Whether prevailing wage makes sense or not really comes down to how important it is for your crew to be trained. Because guys are paid what they are worth in the open market, and guys who are fully trained are usually paid more than the prevailing wage scale. At least that is true where I live. If it is OK to have just the foremen and some lead guys fully trained, and use unskilled labor for the rest, then you might consider deliberately building a building with a few good guys and a bunch of schmucks. If you did that, you might end up with as much as a 10-15% differential in the entire crew rate between prevailing and not prevailing wage projects. That includes the reality that if your guys are less skilled, their productivity is lower, and you need more working hours, more guys or both to build the job.

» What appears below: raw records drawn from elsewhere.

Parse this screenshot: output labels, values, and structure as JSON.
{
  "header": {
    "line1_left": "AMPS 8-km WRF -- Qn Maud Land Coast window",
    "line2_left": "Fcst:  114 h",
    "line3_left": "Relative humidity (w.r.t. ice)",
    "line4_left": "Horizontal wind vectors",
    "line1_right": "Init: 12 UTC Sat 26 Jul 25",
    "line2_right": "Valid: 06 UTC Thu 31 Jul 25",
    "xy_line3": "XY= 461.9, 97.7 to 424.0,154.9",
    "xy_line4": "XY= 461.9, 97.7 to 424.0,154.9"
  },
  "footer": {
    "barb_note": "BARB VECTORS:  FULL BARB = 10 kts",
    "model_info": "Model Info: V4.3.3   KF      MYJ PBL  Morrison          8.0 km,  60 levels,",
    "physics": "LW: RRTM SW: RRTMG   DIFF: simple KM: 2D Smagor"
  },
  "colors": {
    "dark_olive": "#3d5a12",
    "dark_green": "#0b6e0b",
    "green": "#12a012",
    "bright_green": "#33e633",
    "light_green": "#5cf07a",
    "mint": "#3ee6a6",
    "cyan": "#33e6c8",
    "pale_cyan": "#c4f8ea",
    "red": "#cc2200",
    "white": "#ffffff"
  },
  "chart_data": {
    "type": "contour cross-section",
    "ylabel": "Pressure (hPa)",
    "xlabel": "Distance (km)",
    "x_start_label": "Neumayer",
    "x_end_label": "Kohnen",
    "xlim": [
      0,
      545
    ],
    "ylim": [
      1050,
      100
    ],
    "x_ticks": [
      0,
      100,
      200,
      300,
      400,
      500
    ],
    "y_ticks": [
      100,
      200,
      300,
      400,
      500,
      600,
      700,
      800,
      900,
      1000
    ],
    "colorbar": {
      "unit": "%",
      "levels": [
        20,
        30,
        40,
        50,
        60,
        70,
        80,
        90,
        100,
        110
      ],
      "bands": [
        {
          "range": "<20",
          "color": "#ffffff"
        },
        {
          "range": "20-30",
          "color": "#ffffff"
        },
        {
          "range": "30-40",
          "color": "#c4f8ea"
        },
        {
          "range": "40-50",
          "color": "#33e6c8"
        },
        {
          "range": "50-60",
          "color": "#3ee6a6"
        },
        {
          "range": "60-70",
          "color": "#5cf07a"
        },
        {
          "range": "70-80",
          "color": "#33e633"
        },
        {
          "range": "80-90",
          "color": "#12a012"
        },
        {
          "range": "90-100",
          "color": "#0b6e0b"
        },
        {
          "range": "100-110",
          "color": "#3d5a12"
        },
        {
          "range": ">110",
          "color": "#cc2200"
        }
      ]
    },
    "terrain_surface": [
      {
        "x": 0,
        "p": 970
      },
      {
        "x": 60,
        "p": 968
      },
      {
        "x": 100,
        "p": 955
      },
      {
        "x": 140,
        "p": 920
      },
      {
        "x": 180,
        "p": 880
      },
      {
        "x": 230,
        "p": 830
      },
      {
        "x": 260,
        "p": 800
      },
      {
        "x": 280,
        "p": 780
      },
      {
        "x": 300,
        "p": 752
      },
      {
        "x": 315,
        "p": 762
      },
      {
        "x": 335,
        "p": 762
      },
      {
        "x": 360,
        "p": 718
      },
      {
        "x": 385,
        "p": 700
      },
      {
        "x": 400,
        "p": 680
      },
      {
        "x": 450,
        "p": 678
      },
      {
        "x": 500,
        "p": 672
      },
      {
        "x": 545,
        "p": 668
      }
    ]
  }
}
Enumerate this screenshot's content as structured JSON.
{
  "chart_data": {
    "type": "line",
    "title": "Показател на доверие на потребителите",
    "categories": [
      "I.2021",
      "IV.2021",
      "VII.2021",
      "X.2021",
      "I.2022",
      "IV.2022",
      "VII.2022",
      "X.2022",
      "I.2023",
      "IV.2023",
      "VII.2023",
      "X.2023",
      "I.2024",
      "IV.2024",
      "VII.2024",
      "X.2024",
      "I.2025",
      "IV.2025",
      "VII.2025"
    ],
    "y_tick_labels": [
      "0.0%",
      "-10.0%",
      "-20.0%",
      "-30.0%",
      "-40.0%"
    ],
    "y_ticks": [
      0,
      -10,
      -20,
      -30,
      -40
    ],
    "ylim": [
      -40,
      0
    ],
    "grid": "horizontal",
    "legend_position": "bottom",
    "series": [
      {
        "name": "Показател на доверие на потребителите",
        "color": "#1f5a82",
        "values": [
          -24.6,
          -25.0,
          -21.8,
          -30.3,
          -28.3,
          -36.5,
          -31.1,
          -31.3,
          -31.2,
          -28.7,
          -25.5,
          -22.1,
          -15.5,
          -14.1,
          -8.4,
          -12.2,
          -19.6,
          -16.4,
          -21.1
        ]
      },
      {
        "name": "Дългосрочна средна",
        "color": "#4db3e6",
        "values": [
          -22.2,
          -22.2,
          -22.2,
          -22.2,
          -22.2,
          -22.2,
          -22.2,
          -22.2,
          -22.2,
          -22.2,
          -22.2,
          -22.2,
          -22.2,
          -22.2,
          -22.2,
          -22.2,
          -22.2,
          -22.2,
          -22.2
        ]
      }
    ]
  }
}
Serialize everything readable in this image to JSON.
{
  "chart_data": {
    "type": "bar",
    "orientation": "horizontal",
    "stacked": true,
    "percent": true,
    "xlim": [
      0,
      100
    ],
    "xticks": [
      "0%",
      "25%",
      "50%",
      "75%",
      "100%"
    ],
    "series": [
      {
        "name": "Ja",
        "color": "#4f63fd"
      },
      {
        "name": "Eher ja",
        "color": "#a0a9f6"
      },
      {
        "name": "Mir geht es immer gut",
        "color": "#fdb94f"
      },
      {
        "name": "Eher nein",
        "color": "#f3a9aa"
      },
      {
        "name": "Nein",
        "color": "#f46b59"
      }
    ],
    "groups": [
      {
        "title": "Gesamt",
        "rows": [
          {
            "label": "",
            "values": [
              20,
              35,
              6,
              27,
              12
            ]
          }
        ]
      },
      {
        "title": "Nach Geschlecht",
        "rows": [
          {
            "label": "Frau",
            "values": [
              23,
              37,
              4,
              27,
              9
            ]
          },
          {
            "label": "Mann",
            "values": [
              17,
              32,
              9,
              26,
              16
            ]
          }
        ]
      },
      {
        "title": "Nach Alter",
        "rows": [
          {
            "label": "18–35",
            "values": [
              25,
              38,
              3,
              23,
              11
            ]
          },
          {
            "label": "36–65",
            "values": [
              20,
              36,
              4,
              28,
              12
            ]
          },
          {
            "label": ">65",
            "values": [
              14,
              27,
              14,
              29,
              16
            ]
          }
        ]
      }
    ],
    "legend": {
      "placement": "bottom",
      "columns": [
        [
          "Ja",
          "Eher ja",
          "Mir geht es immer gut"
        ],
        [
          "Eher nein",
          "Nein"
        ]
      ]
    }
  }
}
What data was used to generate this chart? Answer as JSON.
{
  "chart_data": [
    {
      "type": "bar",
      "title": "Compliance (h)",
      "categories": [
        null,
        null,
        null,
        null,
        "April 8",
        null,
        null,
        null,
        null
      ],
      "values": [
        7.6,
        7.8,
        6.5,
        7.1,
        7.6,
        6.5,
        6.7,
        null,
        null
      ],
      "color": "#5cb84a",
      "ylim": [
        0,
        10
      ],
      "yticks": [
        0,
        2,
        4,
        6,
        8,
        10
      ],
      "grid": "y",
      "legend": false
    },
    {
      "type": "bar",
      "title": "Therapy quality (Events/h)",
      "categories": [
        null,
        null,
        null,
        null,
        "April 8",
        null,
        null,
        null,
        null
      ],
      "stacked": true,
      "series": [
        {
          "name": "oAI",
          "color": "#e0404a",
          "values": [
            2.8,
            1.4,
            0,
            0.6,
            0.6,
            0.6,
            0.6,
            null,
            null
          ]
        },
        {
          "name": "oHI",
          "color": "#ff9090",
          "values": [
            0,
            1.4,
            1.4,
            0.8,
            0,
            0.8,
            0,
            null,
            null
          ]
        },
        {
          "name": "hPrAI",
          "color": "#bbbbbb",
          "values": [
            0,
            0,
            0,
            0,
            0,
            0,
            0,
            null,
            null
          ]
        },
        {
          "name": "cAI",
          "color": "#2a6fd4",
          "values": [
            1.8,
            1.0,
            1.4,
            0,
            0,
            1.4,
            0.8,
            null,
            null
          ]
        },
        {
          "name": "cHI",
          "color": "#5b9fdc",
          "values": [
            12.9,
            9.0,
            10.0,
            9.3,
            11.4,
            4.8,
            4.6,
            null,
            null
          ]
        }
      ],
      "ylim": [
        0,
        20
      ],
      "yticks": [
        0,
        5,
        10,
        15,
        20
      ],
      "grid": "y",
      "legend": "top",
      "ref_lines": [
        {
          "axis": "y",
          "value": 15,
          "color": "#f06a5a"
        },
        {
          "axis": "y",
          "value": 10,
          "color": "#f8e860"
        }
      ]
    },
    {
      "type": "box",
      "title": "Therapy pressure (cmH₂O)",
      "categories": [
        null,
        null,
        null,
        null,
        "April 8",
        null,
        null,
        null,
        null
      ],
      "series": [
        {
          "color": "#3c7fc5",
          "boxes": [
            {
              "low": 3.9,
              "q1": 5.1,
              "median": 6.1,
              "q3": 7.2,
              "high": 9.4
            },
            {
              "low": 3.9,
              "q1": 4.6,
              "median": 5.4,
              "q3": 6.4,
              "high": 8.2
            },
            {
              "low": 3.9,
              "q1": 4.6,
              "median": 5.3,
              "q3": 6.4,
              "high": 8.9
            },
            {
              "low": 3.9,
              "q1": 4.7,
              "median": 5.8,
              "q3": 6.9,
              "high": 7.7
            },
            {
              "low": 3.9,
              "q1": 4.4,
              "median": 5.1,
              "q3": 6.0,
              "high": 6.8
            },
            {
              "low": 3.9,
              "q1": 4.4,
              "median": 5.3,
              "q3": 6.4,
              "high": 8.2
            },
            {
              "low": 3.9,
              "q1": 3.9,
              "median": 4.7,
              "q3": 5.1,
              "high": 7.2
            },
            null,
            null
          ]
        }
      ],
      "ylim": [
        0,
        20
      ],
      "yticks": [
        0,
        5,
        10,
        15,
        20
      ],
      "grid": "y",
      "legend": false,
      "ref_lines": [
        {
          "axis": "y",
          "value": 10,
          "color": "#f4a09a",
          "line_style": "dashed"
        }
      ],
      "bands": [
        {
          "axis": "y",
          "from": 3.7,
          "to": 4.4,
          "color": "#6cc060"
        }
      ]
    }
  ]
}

Most federal money prevailing wage projects also require the use of more apprentices than we would normally use, because there is a desire on the government's part to ensure that we keep a pipeline of apprentices coming to take the place of guys who retire, as well as helping with both training and employment for young people. That increase in the % of folks who are apprentices partially offsets the requirement that people be paid at the rate that a trained person would expect to get. Not completely, because again they tend to be less productive, but partially. Finally, less work has to be done over again, fewer mistakes and fewer accidents when the crew is fully qualified. Can't say the same if a significant % of the crew is not fully trained.
Also recognize that the costs of equipment and materials are agnostic regarding whether a project is prevailing wage or not prevailing wage. Net net, the total impact of prevailing wage is probably at least 5% in the total project cost, but rarely 10%. It is something, but it is not a big factor in a building's construction budget.
And remember...skilled labor isn't cheap, and cheap labor isn't skilled. That has been true as long as construction has been in existence. It might be OK to have sloppier work on some buildings. That is a decision that ought to be made consciously, rather than blindly. Which is one of the reasons for prevailing wages. Are they a good idea? That is as much a political and social question as it is a cost question. But don't over-estimate the cost magnitude for a building's total delivered cost in terms of whether the project is prevailing wage or not, because I have yet to see a total building that would have more than a 10% differential due to prevailing wage, and it is typically less than that. Specific trades might be more or less, but the IPF is not $50 million solely or even significantly due to prevailing wage rules.